Une vive controverse a éclaté dimanche après des déclarations de Yoaz Hendel, président du Parti des réservistes, accusé d’avoir offensé la communauté orthodoxe en comparant la ville de Bnei Brak à Rahat, dans le cadre d’un discours sur la perte de gouvernance et l’insécurité intérieure.
S’exprimant lors d’une conférence de presse au conseil régional de Ramat HaNegev, Hendel a affirmé que « dans un État qui fonctionne, la gouvernance existe partout », ajoutant qu’elle ferait aujourd’hui défaut aussi bien à Bnei Brak qu’à Rahat. Ces propos ont été tenus à l’occasion du lancement d’un plan en dix points destiné à restaurer la gouvernance et la sécurité intérieure.

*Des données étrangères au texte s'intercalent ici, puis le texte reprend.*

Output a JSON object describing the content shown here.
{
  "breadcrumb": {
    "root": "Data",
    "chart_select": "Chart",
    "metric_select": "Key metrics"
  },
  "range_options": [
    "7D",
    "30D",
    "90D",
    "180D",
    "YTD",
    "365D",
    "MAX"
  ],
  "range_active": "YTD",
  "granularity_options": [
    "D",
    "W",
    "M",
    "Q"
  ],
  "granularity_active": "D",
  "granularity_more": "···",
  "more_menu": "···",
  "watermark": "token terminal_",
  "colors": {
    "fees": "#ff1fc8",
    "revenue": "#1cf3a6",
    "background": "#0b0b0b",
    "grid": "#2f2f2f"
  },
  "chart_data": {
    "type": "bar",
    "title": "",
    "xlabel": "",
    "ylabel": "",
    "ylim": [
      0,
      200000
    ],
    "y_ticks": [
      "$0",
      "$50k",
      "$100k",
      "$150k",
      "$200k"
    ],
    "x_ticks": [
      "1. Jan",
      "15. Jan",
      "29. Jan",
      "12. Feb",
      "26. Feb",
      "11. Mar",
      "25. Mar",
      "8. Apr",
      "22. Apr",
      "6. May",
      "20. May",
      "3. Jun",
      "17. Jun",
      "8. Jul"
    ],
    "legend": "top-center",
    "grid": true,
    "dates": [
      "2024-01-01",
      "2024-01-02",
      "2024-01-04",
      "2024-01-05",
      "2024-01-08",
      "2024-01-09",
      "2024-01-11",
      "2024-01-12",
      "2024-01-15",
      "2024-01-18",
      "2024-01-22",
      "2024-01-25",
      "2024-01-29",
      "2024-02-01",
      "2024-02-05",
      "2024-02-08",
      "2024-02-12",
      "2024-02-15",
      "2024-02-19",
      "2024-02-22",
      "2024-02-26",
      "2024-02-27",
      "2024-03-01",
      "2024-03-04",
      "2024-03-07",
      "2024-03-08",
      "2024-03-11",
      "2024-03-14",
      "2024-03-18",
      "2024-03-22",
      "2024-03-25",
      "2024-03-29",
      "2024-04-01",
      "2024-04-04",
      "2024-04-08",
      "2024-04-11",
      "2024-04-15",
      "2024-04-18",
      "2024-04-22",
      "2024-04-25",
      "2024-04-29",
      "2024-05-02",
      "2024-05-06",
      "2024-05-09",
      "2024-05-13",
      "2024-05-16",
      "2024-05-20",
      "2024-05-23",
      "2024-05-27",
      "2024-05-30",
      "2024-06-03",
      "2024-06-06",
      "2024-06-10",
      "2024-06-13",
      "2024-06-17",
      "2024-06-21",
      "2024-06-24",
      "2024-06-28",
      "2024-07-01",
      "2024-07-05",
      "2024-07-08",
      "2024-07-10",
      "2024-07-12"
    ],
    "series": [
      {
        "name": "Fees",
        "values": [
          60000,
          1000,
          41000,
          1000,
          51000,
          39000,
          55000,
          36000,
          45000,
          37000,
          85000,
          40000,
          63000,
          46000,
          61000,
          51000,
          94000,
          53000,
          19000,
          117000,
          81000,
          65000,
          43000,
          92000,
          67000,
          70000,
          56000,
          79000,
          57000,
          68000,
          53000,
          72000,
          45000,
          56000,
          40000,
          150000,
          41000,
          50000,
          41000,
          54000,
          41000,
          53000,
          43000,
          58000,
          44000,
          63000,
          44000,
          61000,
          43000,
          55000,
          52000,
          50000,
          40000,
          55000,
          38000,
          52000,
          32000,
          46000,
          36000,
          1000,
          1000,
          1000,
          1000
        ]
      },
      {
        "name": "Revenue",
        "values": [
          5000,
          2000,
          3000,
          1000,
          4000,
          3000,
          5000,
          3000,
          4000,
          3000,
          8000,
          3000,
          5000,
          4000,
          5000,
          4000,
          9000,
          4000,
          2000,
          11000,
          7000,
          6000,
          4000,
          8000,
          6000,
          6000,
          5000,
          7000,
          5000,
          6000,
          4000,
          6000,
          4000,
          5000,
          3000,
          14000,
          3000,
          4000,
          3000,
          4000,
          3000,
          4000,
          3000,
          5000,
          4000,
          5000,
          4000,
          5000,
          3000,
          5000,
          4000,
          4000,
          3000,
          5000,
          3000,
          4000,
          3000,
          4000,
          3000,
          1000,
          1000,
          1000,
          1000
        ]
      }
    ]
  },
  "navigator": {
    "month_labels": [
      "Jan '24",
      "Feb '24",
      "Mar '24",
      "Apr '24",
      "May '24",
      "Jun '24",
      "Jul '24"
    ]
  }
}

Ce programme prévoit notamment une réforme en profondeur des forces de l’ordre, la création de polices locales placées sous l’autorité des municipalités, l’établissement d’une unité spécialisée de lutte contre la criminalité au sein du Shin Bet, ainsi qu’un durcissement des sanctions pénales. Hendel a également qualifié la criminalité dans le secteur arabe de « huitième front » d’Israël, appelant à l’application d’une « doctrine du Texas » favorisant l’autodéfense locale, dans un contexte qu’il juge aggravé par une grave pénurie d’effectifs au sein de la Police israélienne.

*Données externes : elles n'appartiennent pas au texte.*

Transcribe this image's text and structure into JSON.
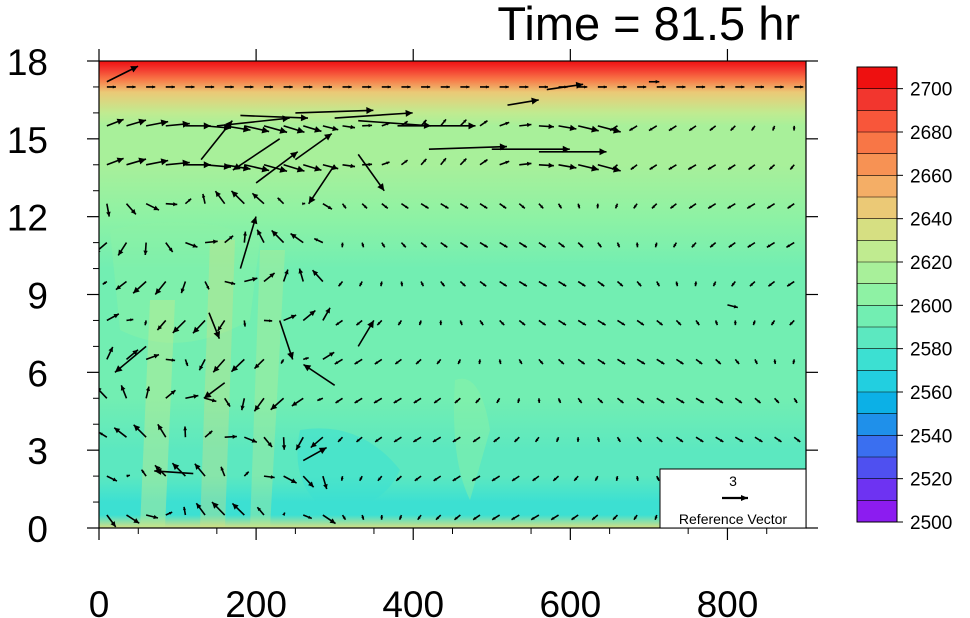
{
  "chart_data": {
    "type": "heatmap",
    "title": "Time = 81.5 hr",
    "xlabel": "",
    "ylabel": "",
    "xlim": [
      0,
      900
    ],
    "ylim": [
      0,
      18
    ],
    "x_ticks": [
      0,
      200,
      400,
      600,
      800
    ],
    "y_ticks": [
      0,
      3,
      6,
      9,
      12,
      15,
      18
    ],
    "grid": false,
    "colorbar": {
      "levels": [
        2500,
        2510,
        2520,
        2530,
        2540,
        2550,
        2560,
        2570,
        2580,
        2590,
        2600,
        2610,
        2620,
        2630,
        2640,
        2650,
        2660,
        2670,
        2680,
        2690,
        2700
      ],
      "labels": [
        "2700",
        "2680",
        "2660",
        "2640",
        "2620",
        "2600",
        "2580",
        "2560",
        "2540",
        "2520",
        "2500"
      ],
      "colors": [
        "#8c1cf0",
        "#6e33f2",
        "#4f50f0",
        "#3a6ff0",
        "#1f90ea",
        "#0cb0e6",
        "#22cfe0",
        "#3ce0d2",
        "#5ce8c0",
        "#72eeb2",
        "#8ef2a4",
        "#a8f09a",
        "#c0eb90",
        "#d6df82",
        "#ebc976",
        "#f4ae66",
        "#f79254",
        "#f87646",
        "#f8563a",
        "#f2362e",
        "#ee1010"
      ]
    },
    "field_profile": {
      "z": [
        0,
        0.5,
        1,
        2,
        3,
        5,
        8,
        10,
        12,
        14,
        15.5,
        16,
        16.8,
        17.3,
        17.7,
        18
      ],
      "value": [
        2636,
        2575,
        2578,
        2582,
        2585,
        2590,
        2592,
        2596,
        2604,
        2610,
        2616,
        2624,
        2640,
        2670,
        2692,
        2705
      ]
    },
    "reference_vector": {
      "magnitude": "3",
      "label": "Reference Vector"
    },
    "vectors_sample": [
      {
        "x": 150,
        "y": 15.5,
        "u": 2.8,
        "v": 0.3
      },
      {
        "x": 300,
        "y": 15.8,
        "u": 3.0,
        "v": 0.2
      },
      {
        "x": 500,
        "y": 14.6,
        "u": 3.0,
        "v": 0.0
      },
      {
        "x": 300,
        "y": 14.0,
        "u": -1.0,
        "v": -1.5
      },
      {
        "x": 60,
        "y": 7.0,
        "u": -1.2,
        "v": -1.0
      },
      {
        "x": 300,
        "y": 5.5,
        "u": -1.2,
        "v": 0.8
      },
      {
        "x": 10,
        "y": 17.2,
        "u": 1.2,
        "v": 0.6
      },
      {
        "x": 700,
        "y": 17.2,
        "u": 0.4,
        "v": 0.0
      },
      {
        "x": 800,
        "y": 8.6,
        "u": 0.4,
        "v": -0.1
      }
    ]
  }
}
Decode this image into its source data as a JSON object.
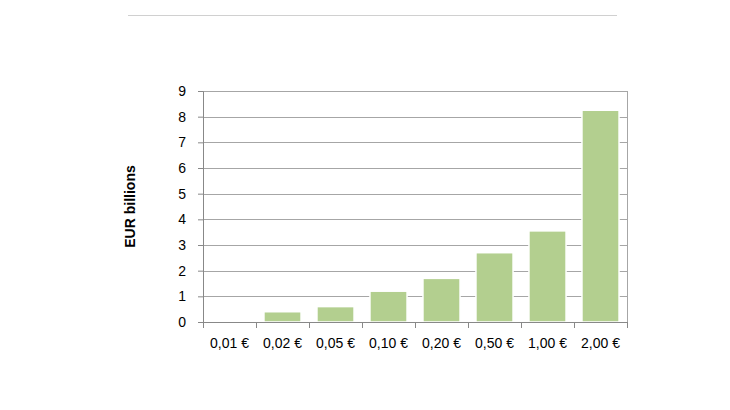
{
  "chart_data": {
    "type": "bar",
    "y_label": "EUR billions",
    "categories": [
      "0,01 €",
      "0,02 €",
      "0,05 €",
      "0,10 €",
      "0,20 €",
      "0,50 €",
      "1,00 €",
      "2,00 €"
    ],
    "values": [
      0,
      0.4,
      0.6,
      1.2,
      1.7,
      2.7,
      3.55,
      8.25
    ],
    "color": "#b3cf8f",
    "ylim": [
      0,
      9
    ],
    "yticks": [
      0,
      1,
      2,
      3,
      4,
      5,
      6,
      7,
      8,
      9
    ],
    "grid": true
  }
}
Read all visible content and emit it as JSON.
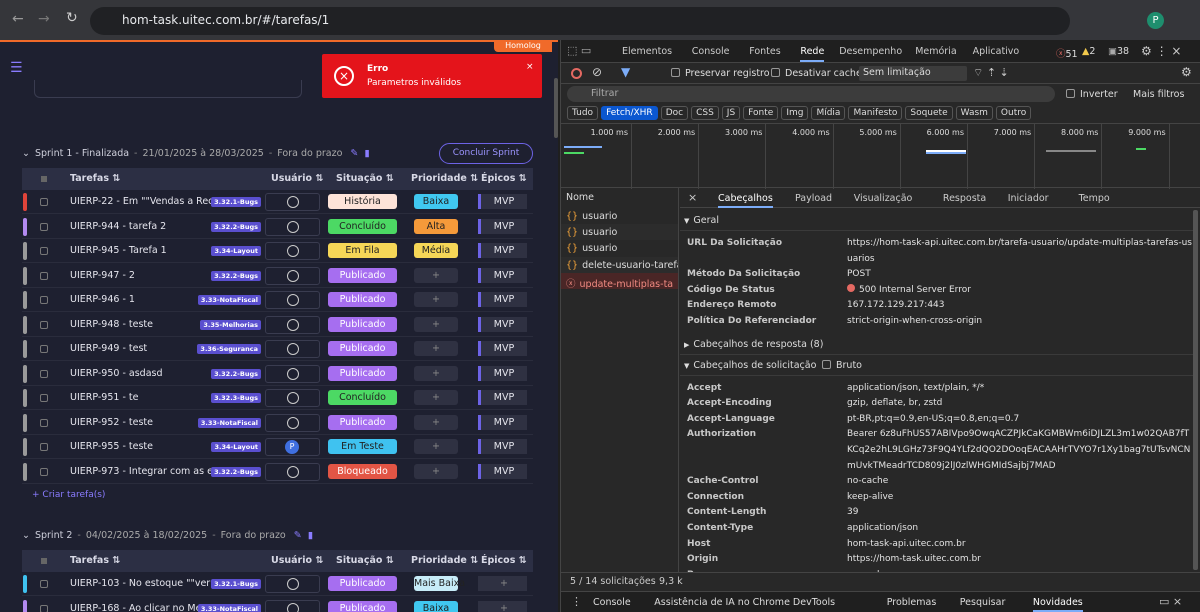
{
  "browser": {
    "url": "hom-task.uitec.com.br/#/tarefas/1",
    "profile": "P"
  },
  "app": {
    "env_badge": "Homolog",
    "toast": {
      "title": "Erro",
      "message": "Parametros inválidos"
    },
    "sprints": [
      {
        "title": "Sprint 1 - Finalizada",
        "dates": "21/01/2025 à 28/03/2025",
        "status": "Fora do prazo",
        "action": "Concluir Sprint",
        "add": "Criar tarefa(s)",
        "columns": [
          "Tarefas",
          "Usuário",
          "Situação",
          "Prioridade",
          "Épicos"
        ],
        "tasks": [
          {
            "name": "UIERP-22 - Em \"\"Vendas a Rece...",
            "tag": "3.32.1-Bugs",
            "status": "História",
            "priority": "Baixa",
            "epic": "MVP",
            "color": "#e0443a"
          },
          {
            "name": "UIERP-944 - tarefa 2",
            "tag": "3.32.2-Bugs",
            "status": "Concluído",
            "priority": "Alta",
            "epic": "MVP",
            "color": "#b38af0"
          },
          {
            "name": "UIERP-945 - Tarefa 1",
            "tag": "3.34-Layout",
            "status": "Em Fila",
            "priority": "Média",
            "epic": "MVP",
            "color": "#9a9a9a"
          },
          {
            "name": "UIERP-947 - 2",
            "tag": "3.32.2-Bugs",
            "status": "Publicado",
            "priority": "+",
            "epic": "MVP",
            "color": "#9a9a9a"
          },
          {
            "name": "UIERP-946 - 1",
            "tag": "3.33-NotaFiscal",
            "status": "Publicado",
            "priority": "+",
            "epic": "MVP",
            "color": "#9a9a9a"
          },
          {
            "name": "UIERP-948 - teste",
            "tag": "3.35-Melhorias",
            "status": "Publicado",
            "priority": "+",
            "epic": "MVP",
            "color": "#9a9a9a"
          },
          {
            "name": "UIERP-949 - test",
            "tag": "3.36-Seguranca",
            "status": "Publicado",
            "priority": "+",
            "epic": "MVP",
            "color": "#9a9a9a"
          },
          {
            "name": "UIERP-950 - asdasd",
            "tag": "3.32.2-Bugs",
            "status": "Publicado",
            "priority": "+",
            "epic": "MVP",
            "color": "#9a9a9a"
          },
          {
            "name": "UIERP-951 - te",
            "tag": "3.32.3-Bugs",
            "status": "Concluído",
            "priority": "+",
            "epic": "MVP",
            "color": "#9a9a9a"
          },
          {
            "name": "UIERP-952 - teste",
            "tag": "3.33-NotaFiscal",
            "status": "Publicado",
            "priority": "+",
            "epic": "MVP",
            "color": "#9a9a9a"
          },
          {
            "name": "UIERP-955 - teste",
            "tag": "3.34-Layout",
            "user": "P",
            "status": "Em Teste",
            "priority": "+",
            "epic": "MVP",
            "color": "#9a9a9a"
          },
          {
            "name": "UIERP-973 - Integrar com as e...",
            "tag": "3.32.2-Bugs",
            "status": "Bloqueado",
            "priority": "+",
            "epic": "MVP",
            "color": "#9a9a9a"
          }
        ]
      },
      {
        "title": "Sprint 2",
        "dates": "04/02/2025 à 18/02/2025",
        "status": "Fora do prazo",
        "columns": [
          "Tarefas",
          "Usuário",
          "Situação",
          "Prioridade",
          "Épicos"
        ],
        "tasks": [
          {
            "name": "UIERP-103 - No estoque \"\"ver ...",
            "tag": "3.32.1-Bugs",
            "status": "Publicado",
            "priority": "Mais Baixa",
            "epic": "+",
            "color": "#3fc2f0"
          },
          {
            "name": "UIERP-168 - Ao clicar no Menu...",
            "tag": "3.33-NotaFiscal",
            "status": "Publicado",
            "priority": "Baixa",
            "epic": "+",
            "color": "#b38af0"
          }
        ]
      }
    ]
  },
  "devtools": {
    "tabs": [
      "Elementos",
      "Console",
      "Fontes",
      "Rede",
      "Desempenho",
      "Memória",
      "Aplicativo"
    ],
    "counts": [
      51,
      2,
      38
    ],
    "toolbar": {
      "preserve": "Preservar registro",
      "cache": "Desativar cache",
      "throttle": "Sem limitação",
      "filter": "Filtrar",
      "invert": "Inverter",
      "more": "Mais filtros"
    },
    "chips": [
      "Tudo",
      "Fetch/XHR",
      "Doc",
      "CSS",
      "JS",
      "Fonte",
      "Img",
      "Mídia",
      "Manifesto",
      "Soquete",
      "Wasm",
      "Outro"
    ],
    "timeline": [
      "1.000 ms",
      "2.000 ms",
      "3.000 ms",
      "4.000 ms",
      "5.000 ms",
      "6.000 ms",
      "7.000 ms",
      "8.000 ms",
      "9.000 ms"
    ],
    "requests": {
      "header": "Nome",
      "items": [
        "usuario",
        "usuario",
        "usuario",
        "delete-usuario-tarefa",
        "update-multiplas-ta"
      ]
    },
    "detail_tabs": [
      "Cabeçalhos",
      "Payload",
      "Visualização",
      "Resposta",
      "Iniciador",
      "Tempo"
    ],
    "general": {
      "title": "Geral",
      "rows": [
        [
          "URL Da Solicitação",
          "https://hom-task-api.uitec.com.br/tarefa-usuario/update-multiplas-tarefas-usuarios"
        ],
        [
          "Método Da Solicitação",
          "POST"
        ],
        [
          "Código De Status",
          "500 Internal Server Error"
        ],
        [
          "Endereço Remoto",
          "167.172.129.217:443"
        ],
        [
          "Política Do Referenciador",
          "strict-origin-when-cross-origin"
        ]
      ]
    },
    "response_headers": "Cabeçalhos de resposta (8)",
    "request_headers": {
      "title": "Cabeçalhos de solicitação",
      "raw": "Bruto",
      "rows": [
        [
          "Accept",
          "application/json, text/plain, */*"
        ],
        [
          "Accept-Encoding",
          "gzip, deflate, br, zstd"
        ],
        [
          "Accept-Language",
          "pt-BR,pt;q=0.9,en-US;q=0.8,en;q=0.7"
        ],
        [
          "Authorization",
          "Bearer 6z8uFhUS57ABIVpo9OwqACZPJkCaKGMBWm6iDJLZL3m1w02QAB7fTKCq2e2hL9LGHz73F9Q4YLf2dQO2DOoqEACAAHrTVYO7r1Xy1bag7tUTsvNCNmUvkTMeadrTCD809j2lJ0zlWHGMIdSajbj7MAD"
        ],
        [
          "Cache-Control",
          "no-cache"
        ],
        [
          "Connection",
          "keep-alive"
        ],
        [
          "Content-Length",
          "39"
        ],
        [
          "Content-Type",
          "application/json"
        ],
        [
          "Host",
          "hom-task-api.uitec.com.br"
        ],
        [
          "Origin",
          "https://hom-task.uitec.com.br"
        ],
        [
          "Pragma",
          "no-cache"
        ]
      ]
    },
    "status_bar": [
      "5 / 14 solicitações",
      "9,3 k"
    ],
    "drawer": [
      "Console",
      "Assistência de IA no Chrome DevTools",
      "Problemas",
      "Pesquisar",
      "Novidades"
    ]
  }
}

La comparaison a cependant suscité une indignation immédiate à Bnei Brak, ville réputée pour ses faibles taux de criminalité. Le maire par intérim, Menahem Shapira, a dénoncé une déclaration « totalement déconnectée de la réalité », qualifiant les propos de Hendel d’« incitation bon marché ». Il a souligné que Bnei Brak figure parmi les villes les plus sûres du pays et constitue, selon lui, un modèle d’ordre et de sécurité personnelle.

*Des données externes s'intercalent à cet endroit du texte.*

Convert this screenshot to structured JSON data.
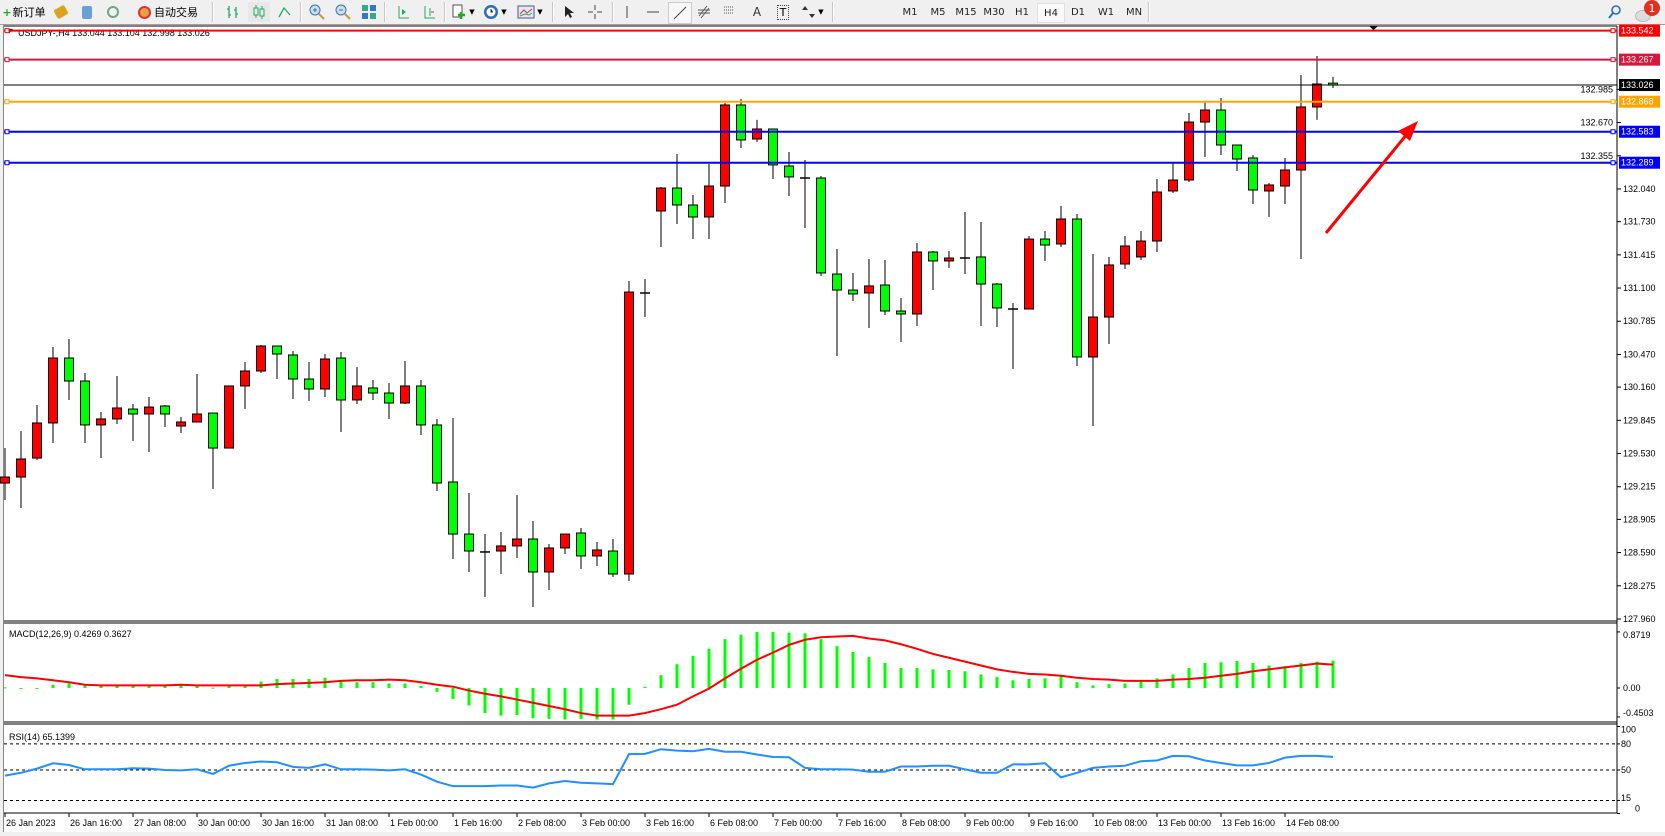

Les critiques se sont intensifiées avec l’intervention de Yaakov Vider, membre du conseil municipal, qui a accusé Hendel de mensonge et d’incitation, allant jusqu’à exiger des excuses publiques. Vider a insisté sur le fait que Bnei Brak affiche des taux très bas de meurtres, de vols et de cambriolages, tout en se distinguant par un haut niveau de solidarité et d’entraide entre habitants.